Accelerating development when timelines are short

Story originally published in BioTalent Canada’s Close-up on the bio-economy: Prairies

The time frame to train new recruits is short for agricultural contract research firm Ag-Quest Inc., With only one field season a year for recent hires to learn new skills, it can take years to develop into fully productive researchers. The company has responded by pairing summer students with senior staff who can bring them up to speed more quickly.

Q: What’s your focus at Ag-Quest?

DANA MAXWELL, PRESIDENT AND CEO: We’re an agricultural contract research organization (CRO). We do crop and herbicide and pesticide efficacy research as well as pesticide environmental fate studies, and we support agronomic development for new crop varieties in multiple locations throughout the Canadian Prairies.

Q: What are the big areas of opportunity for your business?

DM: We’ve seen good growth in our variety trial services and we expect that to increase. We’re also seeing more demand for herbicide-resistant weed assays. As long as weeds continue to evolve farmers will need herbicides.

Q: What’s the biggest challenge you face?

DM: It takes close to five years for a full-time researcher to reach their maximum capacity and they need a lot of coaching to get there. With only one growing season in a year, the development windows are short. Some researchers will work with just one crop; others work with 10 or more. There’s lots of agronomy to learn, different situations and growing zones to operate in and protocols to interpret. And it takes a long time for a researcher to build efficiencies into their work. An early-career researcher can’t manage a full workload without burning out; we want to build up our people to be productive.

 Q: How do you help people along that path?

DM: One way is by starting the development process sooner, with our summer students.
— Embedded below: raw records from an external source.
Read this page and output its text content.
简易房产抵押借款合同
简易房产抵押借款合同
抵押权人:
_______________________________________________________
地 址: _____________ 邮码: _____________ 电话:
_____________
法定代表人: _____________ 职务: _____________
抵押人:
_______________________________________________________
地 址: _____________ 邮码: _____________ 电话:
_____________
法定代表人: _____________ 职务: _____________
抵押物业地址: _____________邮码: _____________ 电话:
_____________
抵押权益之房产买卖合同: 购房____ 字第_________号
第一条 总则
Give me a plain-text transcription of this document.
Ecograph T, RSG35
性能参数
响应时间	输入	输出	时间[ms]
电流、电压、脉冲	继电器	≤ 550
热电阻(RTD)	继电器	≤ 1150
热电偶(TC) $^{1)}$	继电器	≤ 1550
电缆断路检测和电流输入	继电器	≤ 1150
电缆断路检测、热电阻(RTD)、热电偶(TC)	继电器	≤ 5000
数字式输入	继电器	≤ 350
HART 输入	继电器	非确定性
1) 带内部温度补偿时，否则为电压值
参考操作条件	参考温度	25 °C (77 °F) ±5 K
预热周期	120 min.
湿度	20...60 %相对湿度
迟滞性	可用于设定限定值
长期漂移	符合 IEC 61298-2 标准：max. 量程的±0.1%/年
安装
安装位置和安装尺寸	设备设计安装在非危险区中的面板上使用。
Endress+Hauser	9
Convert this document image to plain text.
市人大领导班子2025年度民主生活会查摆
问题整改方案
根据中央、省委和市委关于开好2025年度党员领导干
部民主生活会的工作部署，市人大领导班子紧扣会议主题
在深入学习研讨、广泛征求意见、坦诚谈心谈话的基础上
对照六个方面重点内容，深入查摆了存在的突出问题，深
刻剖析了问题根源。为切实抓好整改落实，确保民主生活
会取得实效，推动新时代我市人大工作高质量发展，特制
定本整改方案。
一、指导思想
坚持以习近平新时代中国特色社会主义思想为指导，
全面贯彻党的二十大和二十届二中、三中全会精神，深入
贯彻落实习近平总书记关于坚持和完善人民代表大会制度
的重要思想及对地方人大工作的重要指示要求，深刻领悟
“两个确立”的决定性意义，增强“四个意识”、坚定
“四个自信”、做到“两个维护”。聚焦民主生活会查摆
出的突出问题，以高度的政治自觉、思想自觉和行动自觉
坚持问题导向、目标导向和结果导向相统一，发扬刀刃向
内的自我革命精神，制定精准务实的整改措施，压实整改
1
Summer positions are basically four-month job interviews. Students who return have already built up their practical skills and can start to work more quickly than someone who’s entirely new to Ag-Quest or to field research. They also make excellent candidates to become Research Associates-in-training. We assign Research Associates-in-training responsibility for a small set of trials and pair them with more senior researchers who can mentor them. That lets them gain experience in managing their programs. We’ve had good success with that.

Q: How important are soft skills?

DM: Critical. We need people with good observational, teamwork and communications skills. A lot of our large projects involve large team events and it takes a lot of collaboration to complete them successfully. Self-organization and time management are important, too, because we’re balancing multiple trials and priorities. Each researcher needs to know exactly what must happen in a week and be able to organize their time and resources to make it happen.

Q: As you look to fill positions, is diversifying your workforce a specific goal?

DM: We welcome diversity. It’s not a specific goal but we do have a diverse workforce. We’ve hit the inflection point of having more women as research associates than men. And our permanent staff come from many different backgrounds. They bring a lot to the table.

 Q: Where do you find your talent?

DM: We recruit summer students through the universities and colleges. For our permanent staff, we advertise at universities, sometimes through the Agrology Institutes. It’s also helpful to hire through BioTalent Canada programs, which give access to workers with salary support and provide good candidates for research associates.

Company profile: Ag-Quest Inc.

Location: Minto, Manitoba
Employees: 39 full-time, 40 seasonal employees
Sub-sector: Agri-bio

Ag-Quest Inc. is an agricultural contract research organization that conducts agronomic research trials, herbicide resistance testing and other crop research in major growing zones and climactic regions across western Canada, serving both domestic and international agricultural clients.